Full Body Workouts

Full Body HIIT vs Strength Training: Which Workouts Burn More Calories?

By HipTrain Team4 min read

Full Body HIIT vs Strength Training: Which Workouts Burn More Calories?

In the quest for fitness, busy professionals often grapple with a common dilemma: should they choose full body HIIT (High-Intensity Interval Training) or strength training for maximum calorie burn? Both workouts have their merits, but which one reigns supreme? In this article, we’ll dive into the details of each workout type, comparing them based on calorie burn, effectiveness, and overall efficiency.

Quick Stats Box:

  • Total Time: 25-30 minutes including warm-up and cool-down
  • Equipment Needed: No equipment required, optional light dumbbells (5-10 lbs)
  • Difficulty Level: Intermediate
  • Calories Burned: Approximately 200-300 calories depending on intensity

Understanding Full Body HIIT

Full body HIIT workouts consist of short bursts of high-intensity exercises followed by brief recovery periods. This method not only elevates your heart rate but also keeps it elevated post-workout, leading to an increased calorie burn even after you finish the session.

Key Benefits:

  • Time-Efficient: Ideal for busy schedules, HIIT can provide significant results in a short amount of time.
  • Elevated Metabolism: The afterburn effect (EPOC) means you continue to burn calories post-workout.

Sample HIIT Workout:

Warm-Up (5 minutes):

  • Jumping Jacks: 1 min
  • Arm Circles: 1 min
  • High Knees: 1 min
  • Bodyweight Squats: 1 min
  • Dynamic Stretching: 1 min

HIIT Exercises: | Exercise Name | Duration | Sets | Rest | Form Cue | Modification | |---------------|----------|------|------|----------|--------------| | Burpees | 30 sec | 3 | 30 sec | Land softly, keep core tight | Step back instead of jumping | | Mountain Climbers | 30 sec | 3 | 30 sec | Keep your shoulders over your wrists | Slow down to a march | | Jump Squats | 30 sec | 3 | 30 sec | Land with soft knees | Perform regular squats without jump | | Plank Jacks | 30 sec | 3 | 30 sec | Maintain a straight line from head to heels | Step side to side instead of jumping |

Cool-Down (3-5 minutes):

  • Standing Forward Fold: 1 min
  • Child’s Pose: 1 min
  • Cat-Cow Stretch: 1 min

Complete in: 25-30 minutes

Understanding Strength Training

Strength training focuses on building muscle through resistance exercises. While it may not elevate your heart rate as much as HIIT, strength training is essential for muscle growth, which in turn increases your resting metabolic rate, allowing you to burn more calories throughout the day.

Key Benefits:

  • Muscle Building: Increases lean muscle mass, which burns more calories at rest.
  • Sustainable Results: Strength training leads to long-term fitness improvements and body composition changes.
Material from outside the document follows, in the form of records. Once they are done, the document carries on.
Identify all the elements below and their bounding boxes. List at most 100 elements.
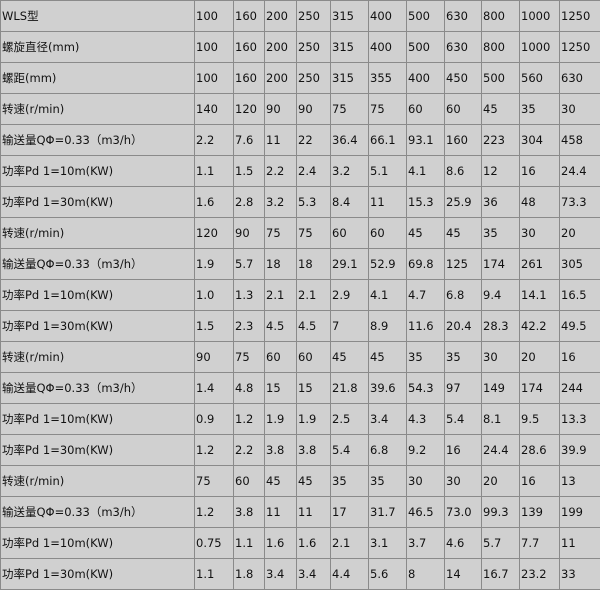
table-cell: 244	[559, 372, 600, 404]
table-cell: 3.1	[368, 527, 407, 559]
table-row: 输送量QΦ=0.33（m3/h） 1.2 3.8 11 11 17 31.7 46.5 73.0…	[0, 496, 600, 528]
table-cell: 11	[264, 496, 297, 528]
table-cell: 1.9	[194, 248, 234, 280]
table-cell: 1.8	[233, 558, 265, 590]
table-cell: 355	[368, 62, 407, 94]
table-cell: 7.7	[519, 527, 560, 559]
table-cell: 45	[406, 217, 445, 249]
table-cell: 1.2	[194, 496, 234, 528]
table-cell: 21.8	[330, 372, 369, 404]
table-cell: 1250	[559, 0, 600, 32]
table-cell: 1.5	[194, 310, 234, 342]
table-cell: 2.1	[296, 279, 331, 311]
table-row: 转速(r/min) 75 60 45 45 35 35 30 30 20 16 13	[0, 465, 600, 497]
table-cell: 24.4	[559, 155, 600, 187]
table-cell: 60	[330, 217, 369, 249]
table-cell: 5.7	[481, 527, 520, 559]
table-cell: 16	[519, 465, 560, 497]
table-cell: 8.9	[368, 310, 407, 342]
table-cell: 75	[264, 217, 297, 249]
table-cell: 139	[519, 496, 560, 528]
table-cell: 4.7	[406, 279, 445, 311]
table-cell: 46.5	[406, 496, 445, 528]
table-cell: 16	[559, 341, 600, 373]
table-cell: 45	[264, 465, 297, 497]
table-cell: 35	[368, 465, 407, 497]
table-cell: 500	[406, 31, 445, 63]
table-cell: 11	[559, 527, 600, 559]
table-cell: 1.1	[194, 558, 234, 590]
row-label: 转速(r/min)	[0, 465, 195, 497]
table-cell: 75	[296, 217, 331, 249]
table-cell: 60	[444, 93, 482, 125]
table-cell: 160	[444, 124, 482, 156]
table-cell: 560	[519, 62, 560, 94]
table-cell: 35	[406, 341, 445, 373]
table-cell: 39.6	[368, 372, 407, 404]
table-cell: 458	[559, 124, 600, 156]
table-cell: 223	[481, 124, 520, 156]
table-cell: 20	[519, 341, 560, 373]
table-cell: 500	[406, 0, 445, 32]
table-cell: 20	[481, 465, 520, 497]
row-label: 输送量QΦ=0.33（m3/h）	[0, 124, 195, 156]
table-cell: 16	[444, 434, 482, 466]
table-row: 功率Pd 1=10m(KW) 1.1 1.5 2.2 2.4 3.2 5.1 4.1 8.6 12…	[0, 155, 600, 187]
table-cell: 11	[264, 124, 297, 156]
table-cell: 15.3	[406, 186, 445, 218]
table-cell: 20	[559, 217, 600, 249]
table-cell: 35	[519, 93, 560, 125]
table-cell: 174	[519, 372, 560, 404]
table-cell: 30	[481, 341, 520, 373]
table-cell: 15	[296, 372, 331, 404]
table-cell: 75	[368, 93, 407, 125]
table-cell: 13.3	[559, 403, 600, 435]
table-cell: 1.9	[296, 403, 331, 435]
table-cell: 2.2	[194, 124, 234, 156]
table-cell: 630	[559, 62, 600, 94]
table-cell: 4.4	[330, 558, 369, 590]
row-label: 功率Pd 1=10m(KW)	[0, 527, 195, 559]
table-cell: 315	[330, 62, 369, 94]
table-cell: 90	[194, 341, 234, 373]
table-cell: 149	[481, 372, 520, 404]
table-cell: 1000	[519, 31, 560, 63]
table-cell: 100	[194, 0, 234, 32]
table-cell: 60	[233, 465, 265, 497]
table-cell: 4.5	[264, 310, 297, 342]
table-cell: 73.3	[559, 186, 600, 218]
table-cell: 9.4	[481, 279, 520, 311]
table-cell: 400	[368, 0, 407, 32]
row-label: 螺距(mm)	[0, 62, 195, 94]
table-cell: 35	[444, 341, 482, 373]
table-cell: 7.6	[233, 124, 265, 156]
row-label: 功率Pd 1=10m(KW)	[0, 403, 195, 435]
table-cell: 35	[330, 465, 369, 497]
table-cell: 1.6	[264, 527, 297, 559]
table-cell: 2.1	[264, 279, 297, 311]
table-cell: 9.2	[406, 434, 445, 466]
table-cell: 199	[559, 496, 600, 528]
table-cell: 4.8	[233, 372, 265, 404]
table-row: 功率Pd 1=30m(KW) 1.1 1.8 3.4 3.4 4.4 5.6 8 14 16.7 2…	[0, 558, 600, 590]
table-cell: 35	[481, 217, 520, 249]
table-cell: 100	[194, 62, 234, 94]
table-cell: 400	[368, 31, 407, 63]
row-label: 转速(r/min)	[0, 217, 195, 249]
table-cell: 3.8	[233, 496, 265, 528]
table-cell: 20.4	[444, 310, 482, 342]
table-row: 功率Pd 1=10m(KW) 0.9 1.2 1.9 1.9 2.5 3.4 4.3 5.4 8.…	[0, 403, 600, 435]
row-label: 功率Pd 1=30m(KW)	[0, 558, 195, 590]
table-cell: 200	[264, 0, 297, 32]
table-cell: 90	[233, 217, 265, 249]
table-cell: 125	[444, 248, 482, 280]
row-label: 功率Pd 1=30m(KW)	[0, 434, 195, 466]
table-cell: 69.8	[406, 248, 445, 280]
table-cell: 36.4	[330, 124, 369, 156]
table-cell: 1.1	[233, 527, 265, 559]
table-cell: 500	[481, 62, 520, 94]
table-cell: 49.5	[559, 310, 600, 342]
table-cell: 22	[296, 124, 331, 156]
table-cell: 0.75	[194, 527, 234, 559]
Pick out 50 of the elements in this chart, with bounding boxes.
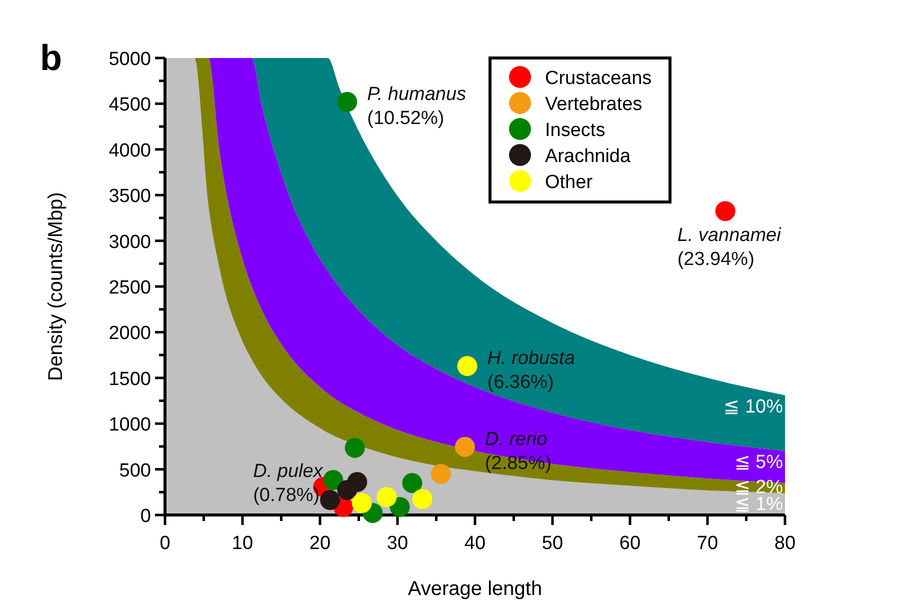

Sample Strength Training Workout:

Warm-Up (5 minutes):

  • Arm Circles: 1 min
  • Bodyweight Squats: 1 min
  • Leg Swings: 1 min
  • Torso Twists: 1 min
  • Dynamic Lunges: 1 min

Strength Exercises: | Exercise Name | Reps | Sets | Rest | Form Cue | Modification | |---------------|------|------|------|----------|--------------| | Push-Ups | 12 reps | 3 | 45 sec | Keep body straight from head to heels | Do knee push-ups | | Dumbbell Rows | 12 reps | 3 | 45 sec | Pull towards your hip, not your shoulder | Use a water bottle instead of a dumbbell | | Goblet Squats | 12 reps | 3 | 45 sec | Keep elbows inside knees, chest up | Perform bodyweight squats | | Deadlifts | 12 reps | 3 | 45 sec | Keep the back straight, hinge at hips | Use lighter weights or no weights |

Cool-Down (3-5 minutes):

  • Hamstring Stretch: 1 min
  • Quadriceps Stretch: 1 min
  • Shoulder Stretch: 1 min

Complete in: 25-30 minutes

Calorie Burn Comparison

While HIIT workouts can burn more calories during the workout itself, strength training builds muscle that increases your resting metabolic rate. Here’s a quick comparison:

  • Full Body HIIT: Burns approximately 200-300 calories during the workout, with continued calorie burn post-session.
  • Strength Training: Burns around 150-250 calories during the workout, with added calorie burn from muscle repair and growth.

Conclusion

In the battle of full body HIIT vs strength training, the best choice depends on your goals. If you’re looking for a quick, intense session, HIIT is your go-to. However, for sustainable weight loss and muscle building, incorporating strength training is crucial. A balanced approach combining both can yield the most effective results.

Next Steps: Consider alternating between HIIT and strength training workouts throughout the week. Aim for 3 sessions of each type, allowing your body to recover adequately.